The series was made in 1997, which is when the story is meant to begin. It adopts an X-files style approach to alien contact: all people on Earth save for the select few on the Stargate Project under Cheyenne Mountain, are blissfully unaware of the existence of aliens, nor of the constant averted threats to Earth and battles raging way up above Earth’s atmosphere. This unawareness extends to many other planets the SG-1 team visit, and on numerous occasions they have to shield the fact they are aliens from the inhabitants, who, like those on Earth, would not be prepared for such revelations.

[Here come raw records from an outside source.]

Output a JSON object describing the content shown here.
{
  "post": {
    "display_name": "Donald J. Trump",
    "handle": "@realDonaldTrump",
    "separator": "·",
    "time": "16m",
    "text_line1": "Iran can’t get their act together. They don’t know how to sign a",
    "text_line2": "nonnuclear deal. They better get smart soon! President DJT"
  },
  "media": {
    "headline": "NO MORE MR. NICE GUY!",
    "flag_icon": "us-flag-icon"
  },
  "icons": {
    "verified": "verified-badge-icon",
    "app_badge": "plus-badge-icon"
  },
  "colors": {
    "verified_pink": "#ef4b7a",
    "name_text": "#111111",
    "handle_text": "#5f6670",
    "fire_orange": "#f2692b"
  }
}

Stargate SG-1 picks up from where the 1994 film left off. Dr Daniel Jackson, the hero of the film, is happily living out his life on another planet when the Goa’Uld aliens return to wreak havoc. Daniel Jackson, losing his family, returns to Earth through the Stargate and joins his captain from the first mission, Jack O’Neill (played to hilarious effect by Richard Dean Anderson of MacGuyver fame), and a military scientist named Samantha Carter on a mission to stop the new threat. Along the way they pick up an alien named Teal’c, warrior and former servant of the Goa’Uld. The four become known as the SG-1 team, the first official team to be formed through the Stargate program. As the Goa’Uld target Earth once more as they did thousands of years ago, the US Government auhtorises the Stargate program to expand and counter the threat, which is exactly what they spend the next ten seasons of the series’ decadal run doing.

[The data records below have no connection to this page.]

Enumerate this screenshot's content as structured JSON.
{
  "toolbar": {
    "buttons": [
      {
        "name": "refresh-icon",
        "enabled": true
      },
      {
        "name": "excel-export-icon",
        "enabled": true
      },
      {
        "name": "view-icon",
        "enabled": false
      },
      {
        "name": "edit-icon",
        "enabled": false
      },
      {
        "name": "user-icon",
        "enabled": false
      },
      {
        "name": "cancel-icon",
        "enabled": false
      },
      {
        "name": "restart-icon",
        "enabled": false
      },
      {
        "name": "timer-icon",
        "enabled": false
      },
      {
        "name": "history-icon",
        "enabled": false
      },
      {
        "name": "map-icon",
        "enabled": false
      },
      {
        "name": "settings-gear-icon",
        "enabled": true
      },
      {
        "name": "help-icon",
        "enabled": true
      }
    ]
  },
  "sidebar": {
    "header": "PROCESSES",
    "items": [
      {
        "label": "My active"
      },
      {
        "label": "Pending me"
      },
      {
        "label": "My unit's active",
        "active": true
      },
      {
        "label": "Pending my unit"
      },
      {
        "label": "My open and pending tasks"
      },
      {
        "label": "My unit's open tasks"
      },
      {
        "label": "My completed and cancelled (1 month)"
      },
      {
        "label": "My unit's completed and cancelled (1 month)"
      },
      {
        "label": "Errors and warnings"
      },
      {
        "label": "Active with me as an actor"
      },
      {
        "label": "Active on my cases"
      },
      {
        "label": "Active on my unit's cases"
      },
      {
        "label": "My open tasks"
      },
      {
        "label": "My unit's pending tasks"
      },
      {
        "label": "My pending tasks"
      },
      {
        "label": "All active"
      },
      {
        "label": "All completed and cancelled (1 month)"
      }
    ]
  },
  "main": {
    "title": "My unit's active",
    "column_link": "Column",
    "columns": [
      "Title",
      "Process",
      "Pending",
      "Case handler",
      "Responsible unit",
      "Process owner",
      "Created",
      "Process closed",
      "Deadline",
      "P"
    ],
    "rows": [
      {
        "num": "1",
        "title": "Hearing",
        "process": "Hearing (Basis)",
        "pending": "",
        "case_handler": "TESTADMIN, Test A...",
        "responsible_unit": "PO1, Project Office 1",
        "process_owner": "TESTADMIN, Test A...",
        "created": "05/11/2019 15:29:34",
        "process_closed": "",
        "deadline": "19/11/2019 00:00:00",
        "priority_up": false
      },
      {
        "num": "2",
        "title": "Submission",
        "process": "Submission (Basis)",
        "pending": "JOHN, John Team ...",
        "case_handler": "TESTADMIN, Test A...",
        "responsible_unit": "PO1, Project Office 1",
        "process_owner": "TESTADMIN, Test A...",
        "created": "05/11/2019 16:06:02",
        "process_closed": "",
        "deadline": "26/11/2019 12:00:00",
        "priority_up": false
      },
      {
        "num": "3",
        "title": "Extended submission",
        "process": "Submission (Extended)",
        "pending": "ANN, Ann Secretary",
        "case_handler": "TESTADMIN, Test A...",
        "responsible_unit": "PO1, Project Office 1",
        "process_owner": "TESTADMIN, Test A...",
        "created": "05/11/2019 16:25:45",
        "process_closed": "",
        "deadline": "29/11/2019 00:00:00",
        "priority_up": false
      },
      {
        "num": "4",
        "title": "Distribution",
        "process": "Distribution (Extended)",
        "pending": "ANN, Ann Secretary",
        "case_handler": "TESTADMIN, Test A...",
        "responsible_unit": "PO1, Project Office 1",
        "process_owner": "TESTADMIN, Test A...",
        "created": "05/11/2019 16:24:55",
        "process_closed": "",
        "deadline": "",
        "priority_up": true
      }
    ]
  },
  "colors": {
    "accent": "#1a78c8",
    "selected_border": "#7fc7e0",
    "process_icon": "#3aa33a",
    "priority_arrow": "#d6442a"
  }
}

What I love about Stargate is its devotion to mythology and realism combined. As a huge mythology geek, I appreciate their use of various world mythos, and in many cases their portrayal of it. The Egyptian Gods (portrayed as the alien race named the Goa’Uld) are the main focus of the series, as they are in the film. After the film introduced and subsequently tore down the father of all Egyptian gods, Ra, Stargate SG-1 brought out Ra’s nemesis, Apophis, then the lesser Egyptian deities, and later some very unexpected ones. Later series saw the additions of gods from Mayan, Japanese, Slavic, Irish, Norse and Roman pantheons, amid others. It became a smorgasbord of gods, if you will, and while I can always find areas to nitpick, on the whole it is a couple of orders of magnitude better than the representations in most other media. The only truly disappointing thing is the way they portrayed the Norse gods, but then again I am a big fan of the whole burly muscles thing, so I may be biased! Later on in the series, and, I notice, after the publication of the Da Vinci Code, they started to take on matters of a more monotheistic nature with the Ori arc, but sadly the show was stopped only two seasons later. I do wonder why. Official word says the creators felt the series had run its course, but in my eyes, things had just been hotting up to a big battle with an interstellar organized religion. I will always feel that the series was stopped prematurely, and although Stargate Atlantis, the follow-up, was interesting, it was never the same without the enemy gods we came to know and the SG-1 team we came to love.
The other thing that I love about Stargate, and that is impossible to miss, is its self-deprecating humour. They are all completely aware of the tropes they use (and I bet have spent much time reading TV Tropes.org ). Overacting with ridiculous explosions, commenting on the nature of the bad guys’ ability to monologue incessantly, frequently discuss how ridiculous some of the things they’ve done are, and in one stunning case, parody the entire genre of sci-fi with one hilarious recap / name-that-sci-fi episode (I’m looking at you, Series 10 Episode 6…).
In short: Stargate – so much love for that show. The series in full has recently been released on both Netflix and Lovefilm, so get watching!